Offensively, the Hunter signing worked out tremendously for the Detroit Tigers – I think anyone would have been pleased going into it to know that Hunter would post an .800 OPS (with OBP and SLG almost exactly equal to his career averages) at the ages of 37-38. The “changes” to Hunter’s approach suggested to have led to his unusual 2012 numbers (higher LD% and GB% leading to higher BABIP, but more aggressiveness leading to lower BB%) continued in 2013 and played well in Hunter’s new park. Though his HR/FB rate did fall after moving from Los Angeles, one could still (and probably should still) argue that Hunter should be hitting more fly balls and fewer grounders.
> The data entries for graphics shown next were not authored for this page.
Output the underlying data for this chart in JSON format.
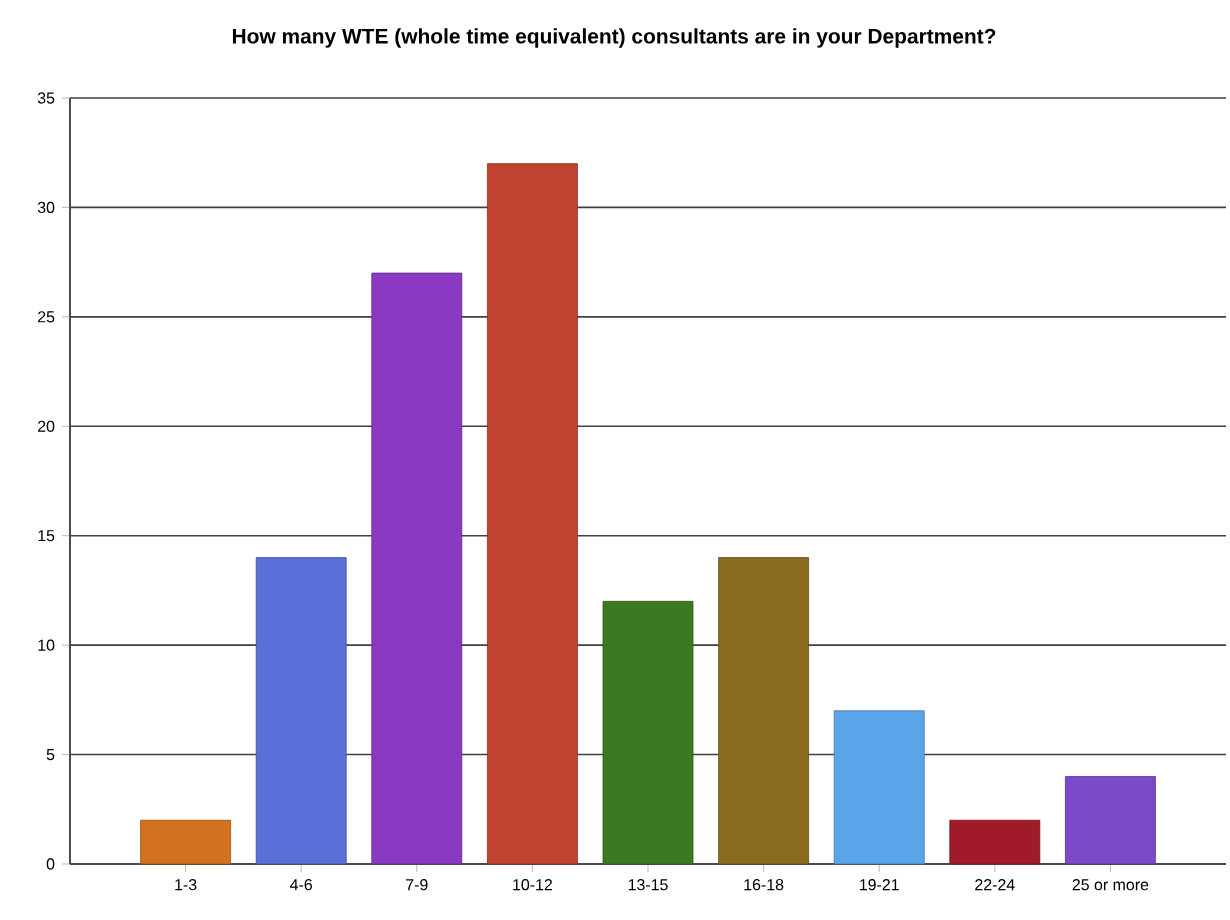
{
  "chart_data": {
    "type": "bar",
    "title": "How many WTE (whole time equivalent) consultants are in your Department?",
    "categories": [
      "1-3",
      "4-6",
      "7-9",
      "10-12",
      "13-15",
      "16-18",
      "19-21",
      "22-24",
      "25 or more"
    ],
    "values": [
      2,
      14,
      27,
      32,
      12,
      14,
      7,
      2,
      4
    ],
    "colors": [
      "#d2711f",
      "#5a6fd8",
      "#8a3ac2",
      "#c2432f",
      "#3c7a22",
      "#8a6a1e",
      "#5aa5ea",
      "#a11a2a",
      "#7a4ac8"
    ],
    "ylim": [
      0,
      35
    ],
    "yticks": [
      0,
      5,
      10,
      15,
      20,
      25,
      30,
      35
    ],
    "grid": "y"
  }
}
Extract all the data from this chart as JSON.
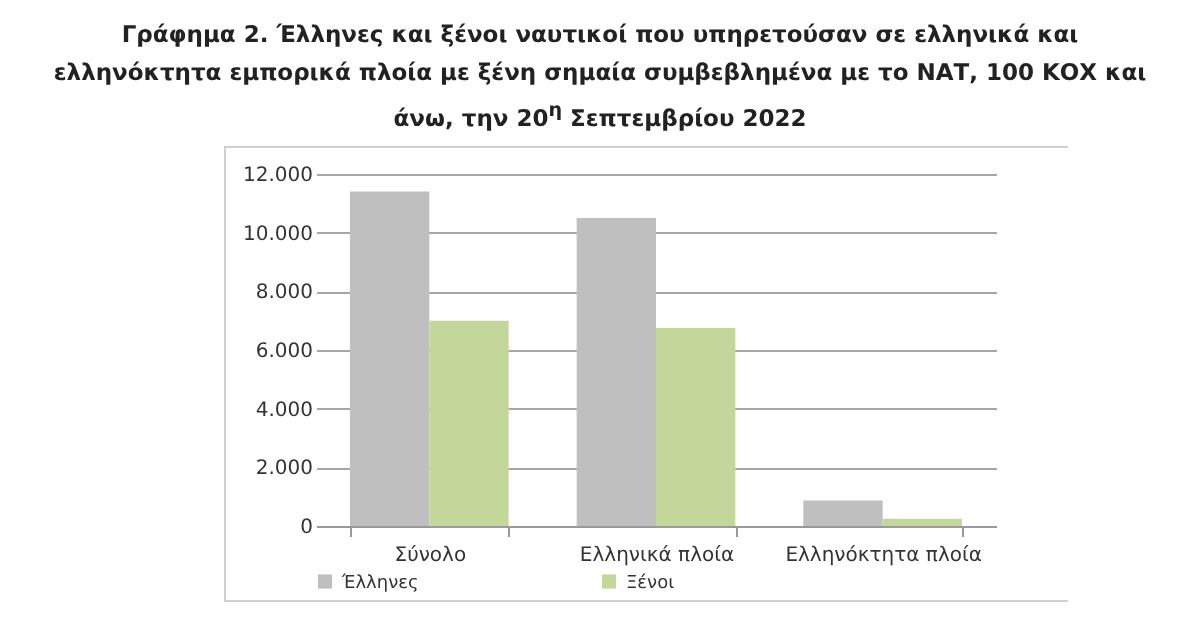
{
  "chart_data": {
    "type": "bar",
    "title": "Γράφημα 2. Έλληνες και ξένοι ναυτικοί που υπηρετούσαν σε ελληνικά και ελληνόκτητα εμπορικά πλοία με ξένη σημαία συμβεβλημένα με το ΝΑΤ, 100 ΚΟΧ και άνω, την 20$^{η}$ Σεπτεμβρίου 2022",
    "categories": [
      "Σύνολο",
      "Ελληνικά πλοία",
      "Ελληνόκτητα πλοία"
    ],
    "series": [
      {
        "name": "Έλληνες",
        "color": "#bfbfbf",
        "values": [
          11400,
          10500,
          870
        ]
      },
      {
        "name": "Ξένοι",
        "color": "#c4d79b",
        "values": [
          7000,
          6750,
          250
        ]
      }
    ],
    "ylim": [
      0,
      12000
    ],
    "yticks": [
      {
        "value": 0,
        "label": "0"
      },
      {
        "value": 2000,
        "label": "2.000"
      },
      {
        "value": 4000,
        "label": "4.000"
      },
      {
        "value": 6000,
        "label": "6.000"
      },
      {
        "value": 8000,
        "label": "8.000"
      },
      {
        "value": 10000,
        "label": "10.000"
      },
      {
        "value": 12000,
        "label": "12.000"
      }
    ],
    "grid": "y",
    "legend": "bottom"
  }
}
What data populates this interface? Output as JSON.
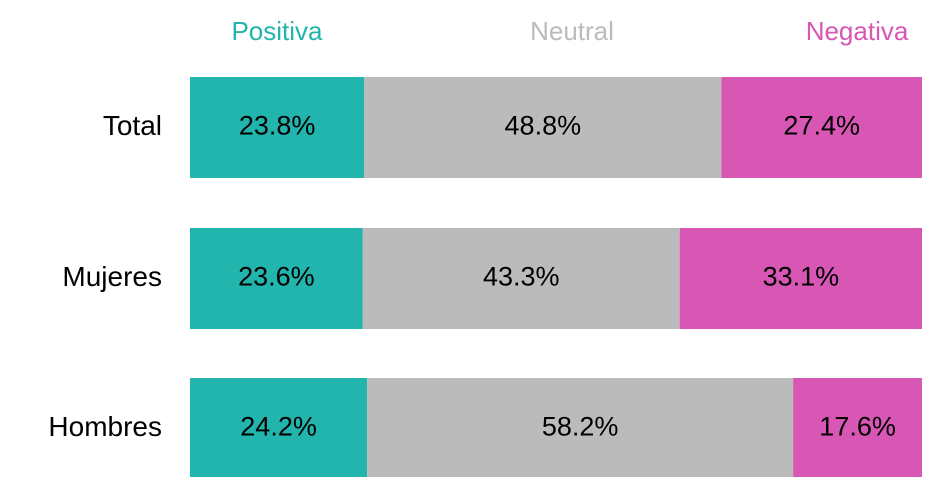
{
  "chart_data": {
    "type": "stacked-bar-horizontal",
    "categories": [
      "Total",
      "Mujeres",
      "Hombres"
    ],
    "series": [
      {
        "name": "Positiva",
        "color": "#21b5ad",
        "values": [
          23.8,
          23.6,
          24.2
        ],
        "value_labels": [
          "23.8%",
          "23.6%",
          "24.2%"
        ]
      },
      {
        "name": "Neutral",
        "color": "#bbbbbb",
        "values": [
          48.8,
          43.3,
          58.2
        ],
        "value_labels": [
          "48.8%",
          "43.3%",
          "58.2%"
        ]
      },
      {
        "name": "Negativa",
        "color": "#d856b4",
        "values": [
          27.4,
          33.1,
          17.6
        ],
        "value_labels": [
          "27.4%",
          "33.1%",
          "17.6%"
        ]
      }
    ],
    "xlim": [
      0,
      100
    ]
  }
}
His “reduced” HR/FB rate of 11.2% in 2013 is better than most (waaaay better than Ian Kinsler) and gives Hunter a 1.046 OPS on fly balls compared to a .593 OPS on grounders – despite his better-than-average BABIP on the aformentioned grounders. We have no concerns that Hunter has lost power, lost batting eye, etc… and expect good things from him at the plate in 2014 whether he bats in a table-setting role or as a run-producer.
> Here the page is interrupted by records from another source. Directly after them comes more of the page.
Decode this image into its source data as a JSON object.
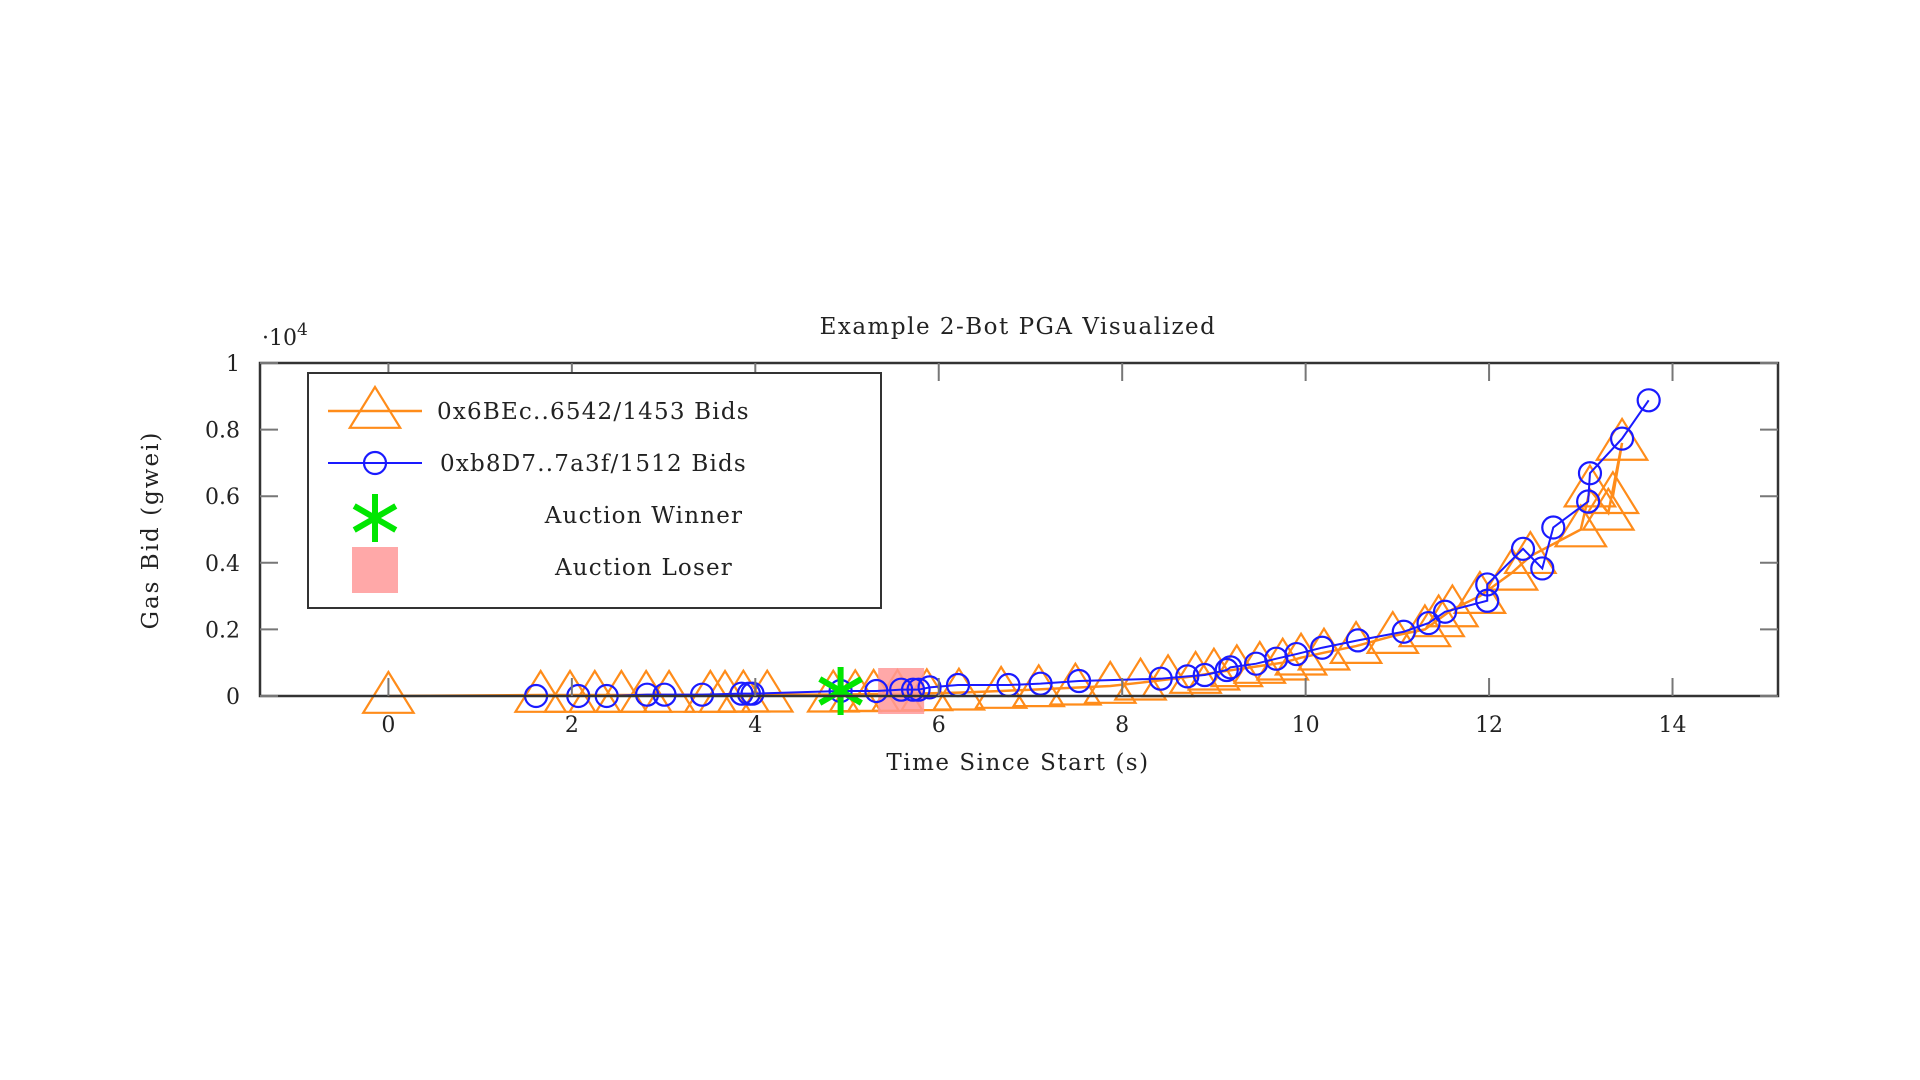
{
  "chart_data": {
    "type": "scatter",
    "title": "Example 2-Bot PGA Visualized",
    "xlabel": "Time Since Start (s)",
    "ylabel": "Gas Bid (gwei)",
    "y_multiplier": "·10",
    "y_multiplier_exp": "4",
    "xlim": [
      -1.4,
      15.15
    ],
    "ylim": [
      0,
      1
    ],
    "xticks": [
      0,
      2,
      4,
      6,
      8,
      10,
      12,
      14
    ],
    "xtick_labels": [
      "0",
      "2",
      "4",
      "6",
      "8",
      "10",
      "12",
      "14"
    ],
    "yticks": [
      0,
      0.2,
      0.4,
      0.6,
      0.8,
      1
    ],
    "ytick_labels": [
      "0",
      "0.2",
      "0.4",
      "0.6",
      "0.8",
      "1"
    ],
    "grid": false,
    "legend_position": "top-left",
    "series": [
      {
        "name": "0x6BEc..6542/1453 Bids",
        "color": "#ff8c1a",
        "marker": "triangle",
        "x": [
          0,
          1.66,
          1.98,
          2.25,
          2.54,
          2.81,
          3.06,
          3.51,
          3.67,
          3.87,
          4.13,
          4.85,
          5.09,
          5.29,
          5.55,
          5.87,
          6.22,
          6.68,
          7.09,
          7.49,
          7.87,
          8.2,
          8.5,
          8.8,
          9.0,
          9.25,
          9.5,
          9.75,
          9.95,
          10.2,
          10.55,
          10.95,
          11.3,
          11.45,
          11.6,
          11.9,
          12.25,
          12.45,
          13.0,
          13.1,
          13.3,
          13.45,
          13.35
        ],
        "y": [
          0,
          0.003,
          0.003,
          0.003,
          0.003,
          0.003,
          0.003,
          0.003,
          0.003,
          0.004,
          0.004,
          0.004,
          0.005,
          0.006,
          0.006,
          0.008,
          0.01,
          0.015,
          0.02,
          0.025,
          0.03,
          0.04,
          0.05,
          0.06,
          0.07,
          0.08,
          0.09,
          0.1,
          0.115,
          0.13,
          0.15,
          0.18,
          0.2,
          0.23,
          0.26,
          0.3,
          0.37,
          0.42,
          0.5,
          0.62,
          0.55,
          0.76,
          0.6
        ]
      },
      {
        "name": "0xb8D7..7a3f/1512 Bids",
        "color": "#1a1aff",
        "marker": "circle",
        "x": [
          1.61,
          2.07,
          2.38,
          2.82,
          3.01,
          3.42,
          3.85,
          3.93,
          3.97,
          4.93,
          5.32,
          5.59,
          5.72,
          5.78,
          5.9,
          6.21,
          6.76,
          7.11,
          7.53,
          8.42,
          8.71,
          8.9,
          9.14,
          9.18,
          9.46,
          9.68,
          9.9,
          10.18,
          10.57,
          11.07,
          11.34,
          11.52,
          11.98,
          11.98,
          12.37,
          12.58,
          12.7,
          13.08,
          13.1,
          13.45,
          13.74
        ],
        "y": [
          0,
          0,
          0,
          0.004,
          0.004,
          0.004,
          0.007,
          0.007,
          0.007,
          0.015,
          0.015,
          0.019,
          0.019,
          0.019,
          0.026,
          0.033,
          0.033,
          0.037,
          0.045,
          0.052,
          0.059,
          0.063,
          0.078,
          0.086,
          0.097,
          0.112,
          0.126,
          0.145,
          0.167,
          0.193,
          0.219,
          0.253,
          0.286,
          0.335,
          0.442,
          0.383,
          0.506,
          0.584,
          0.669,
          0.773,
          0.888
        ]
      }
    ],
    "annotations": [
      {
        "name": "Auction Winner",
        "marker": "star",
        "color": "#00e600",
        "x": 4.93,
        "y": 0.015
      },
      {
        "name": "Auction Loser",
        "marker": "square",
        "color": "#ff9999",
        "x": 5.59,
        "y": 0.015
      }
    ]
  }
}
Ah, but defensively… There once was a time when Hunter was an elite center fielder, relying more on defensive instincts and acumen than on natural tools. For a man with a career “Spd” score of only 4.9 out of 10 to make spectacular plays in center takes unique abilities. After a bad 2010 in the field, Hunter was moved to right field and performed well there for the Angels in 2011 and 2012. However, as a Tiger in 2013 Hunter didn’t really make all the plays that he needed to make and contributed to a BABIP on balls to the outfield for Tigers pitching that was much higher than expected, given the quality of the OF defense on paper. Based on “Defensive Runs Saved”, Hunter’s D in right went from 15 runs above average in 2012 to 10 runs below average in 2013. Based on “Ultimate Zone Rating” he went from 14 runs above average to 5.1 runs below average.
Both metrics put a lot of weight on the simple fact that Hunter did or did not catch the balls that were hit to right field. Some of it may be dumb luck, maybe there were a lot of balls hit to right on a line. Some of it could be due to minor injuries, like the “tight dress shoes” incident in July. Some of it could be due to Hunter having “lost a step” with age, though his speed score is only a hair below his career averages and similar to that recorded when Hunter was defending well in right in LA in ’11 and ’12. The possibility which concerns me the most is that Hunters vision – from a distance (as needed to identify the trajectory of a baseball 300 feet away) – may not be what it had been. The Tigers, by virtue of the park that they call home, will continue to be dependent upon range and good jumps in the outfield in order to keep runs off the board. Hunter WILL be playing in right every single day which makes his performance there critical – those advanced metrics rate Hunter’s D a full 2 to 2.5 WINS worse in 2013 than it was in 2012. If he’s back to his normal, which is stellar D, the team will be that much better (and plans to win more 3-2 games will look all the more plausible). If not, reliance on an aging Hunter (as with Magglio Ordonez) will continue to hamper Tigers’ attempts to rise from the bottom of the league in overall defensive efficiency.